Literally translated as "new heaven and earth," Xintiandi is a trendy Shanghai spot for boutique shopping, art galleries, open-air cafes and upscale bars. The car-free roads tenuously hold onto some sense of their history, as a number of shikumen (stone gate) houses remain from the 1850s.
Shikumen is an architectural style that originated in Shanghai, combining elements from the east and west. Xintiandi is one of the rare spots where the houses have found a degree of protection, though today, many of them have been converted into small boutiques or hip restaurants offering decent (if somewhat pricey) international fare. The Shikumen Open House Museum is worth popping into, for those hoping to see exactly what's been "preserved" in the area. One Canadian visitor called the museum "a good antidote to all the [neighborhood's] 'bling.' "

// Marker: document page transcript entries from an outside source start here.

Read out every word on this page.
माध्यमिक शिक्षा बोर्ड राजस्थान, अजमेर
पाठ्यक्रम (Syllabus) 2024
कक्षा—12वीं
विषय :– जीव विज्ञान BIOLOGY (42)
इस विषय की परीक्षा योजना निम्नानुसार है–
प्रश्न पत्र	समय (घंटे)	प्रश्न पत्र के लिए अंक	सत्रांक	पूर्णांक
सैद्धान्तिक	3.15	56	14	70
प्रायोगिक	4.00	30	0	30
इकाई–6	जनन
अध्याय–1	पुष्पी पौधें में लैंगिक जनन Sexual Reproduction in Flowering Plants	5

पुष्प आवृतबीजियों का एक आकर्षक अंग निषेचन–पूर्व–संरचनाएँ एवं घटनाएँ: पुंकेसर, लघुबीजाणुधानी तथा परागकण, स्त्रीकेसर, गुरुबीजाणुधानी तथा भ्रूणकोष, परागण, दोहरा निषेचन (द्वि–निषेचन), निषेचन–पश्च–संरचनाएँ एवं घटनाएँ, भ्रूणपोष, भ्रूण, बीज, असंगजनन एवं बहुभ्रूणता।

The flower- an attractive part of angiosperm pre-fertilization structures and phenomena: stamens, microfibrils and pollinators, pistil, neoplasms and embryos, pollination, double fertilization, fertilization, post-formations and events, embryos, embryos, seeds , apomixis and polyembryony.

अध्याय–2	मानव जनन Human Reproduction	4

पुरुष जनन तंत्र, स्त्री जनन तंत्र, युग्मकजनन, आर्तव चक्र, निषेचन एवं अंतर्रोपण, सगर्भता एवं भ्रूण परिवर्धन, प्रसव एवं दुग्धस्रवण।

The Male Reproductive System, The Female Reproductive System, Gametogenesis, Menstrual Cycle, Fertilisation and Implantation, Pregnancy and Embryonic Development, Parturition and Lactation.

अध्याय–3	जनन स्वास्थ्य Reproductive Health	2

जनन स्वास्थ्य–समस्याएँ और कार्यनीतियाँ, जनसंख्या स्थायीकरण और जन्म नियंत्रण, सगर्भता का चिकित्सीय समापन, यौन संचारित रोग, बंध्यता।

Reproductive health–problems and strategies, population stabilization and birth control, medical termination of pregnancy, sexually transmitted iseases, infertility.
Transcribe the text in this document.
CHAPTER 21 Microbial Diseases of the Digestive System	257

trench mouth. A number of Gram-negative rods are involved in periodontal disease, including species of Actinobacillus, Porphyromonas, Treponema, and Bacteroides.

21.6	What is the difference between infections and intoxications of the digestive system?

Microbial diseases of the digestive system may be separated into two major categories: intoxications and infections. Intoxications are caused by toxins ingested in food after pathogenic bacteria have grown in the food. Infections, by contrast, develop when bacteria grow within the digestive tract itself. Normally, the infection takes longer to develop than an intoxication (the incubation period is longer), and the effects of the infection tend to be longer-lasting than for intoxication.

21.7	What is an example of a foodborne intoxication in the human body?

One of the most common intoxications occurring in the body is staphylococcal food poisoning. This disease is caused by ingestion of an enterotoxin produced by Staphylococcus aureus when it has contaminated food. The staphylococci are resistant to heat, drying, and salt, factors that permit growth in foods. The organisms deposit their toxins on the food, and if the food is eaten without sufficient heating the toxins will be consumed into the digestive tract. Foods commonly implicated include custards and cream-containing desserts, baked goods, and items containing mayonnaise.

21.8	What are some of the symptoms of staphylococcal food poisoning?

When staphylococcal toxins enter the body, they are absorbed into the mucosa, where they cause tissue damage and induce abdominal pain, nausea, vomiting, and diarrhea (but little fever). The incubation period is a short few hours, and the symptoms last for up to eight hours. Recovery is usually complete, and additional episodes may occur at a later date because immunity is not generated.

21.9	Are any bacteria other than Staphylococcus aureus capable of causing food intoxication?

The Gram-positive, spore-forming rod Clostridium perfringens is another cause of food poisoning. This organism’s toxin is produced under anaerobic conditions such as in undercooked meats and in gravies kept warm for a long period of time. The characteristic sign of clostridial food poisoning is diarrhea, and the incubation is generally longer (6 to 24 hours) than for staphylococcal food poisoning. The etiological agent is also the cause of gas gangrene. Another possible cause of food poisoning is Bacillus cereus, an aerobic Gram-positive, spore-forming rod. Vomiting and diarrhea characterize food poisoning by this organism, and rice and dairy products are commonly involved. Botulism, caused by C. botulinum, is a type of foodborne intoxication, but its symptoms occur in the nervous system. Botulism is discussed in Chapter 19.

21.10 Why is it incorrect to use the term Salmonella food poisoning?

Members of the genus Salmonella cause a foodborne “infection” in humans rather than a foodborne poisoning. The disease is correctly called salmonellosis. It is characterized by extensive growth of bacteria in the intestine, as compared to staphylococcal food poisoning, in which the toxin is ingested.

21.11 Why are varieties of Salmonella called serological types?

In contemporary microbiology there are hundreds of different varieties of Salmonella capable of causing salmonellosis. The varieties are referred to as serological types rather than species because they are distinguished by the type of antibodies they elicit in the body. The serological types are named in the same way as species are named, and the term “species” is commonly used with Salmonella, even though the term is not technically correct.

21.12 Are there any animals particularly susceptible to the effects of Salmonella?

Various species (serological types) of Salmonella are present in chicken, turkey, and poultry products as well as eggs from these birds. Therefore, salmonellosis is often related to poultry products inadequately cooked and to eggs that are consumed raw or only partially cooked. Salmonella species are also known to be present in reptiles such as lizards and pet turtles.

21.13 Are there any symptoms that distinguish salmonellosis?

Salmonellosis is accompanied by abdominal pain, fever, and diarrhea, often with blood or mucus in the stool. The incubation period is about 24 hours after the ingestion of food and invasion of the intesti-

Bars and nightclubs have also infiltrated the road, and expats still debate whether Xintiandi is better for a stroll in the daytime or a beer after dusk. From early morning breakfast to late night martinis, the street carries such a high level of buzz that other Chinese cities quickly got busy trying to replicate the project. In the New York Times, architect Qingyun Ma noted that the Xintiandi influence ""is such that every city wants to have one."
The hub gets a lot of attention, but the area's not huge; one hour is enough to get a feel for the place. And as with any popular spot, the critics are determined to make their opinions known: Xintiandi isn't the "real Shanghai;" everything's overpriced; so long history -- hello capitalism.
But even the haters can't help but cruise through once in a while. They'll nab a table in the sun and discuss the neighborhood's deterioration over a vanilla soy latte.
Address: Xintiandi District is just west of the French Concession.
Getting there: Take Subway Line 1 subway to South Huangpi Road Station, or take subway Line 10 to Xintiandi Station.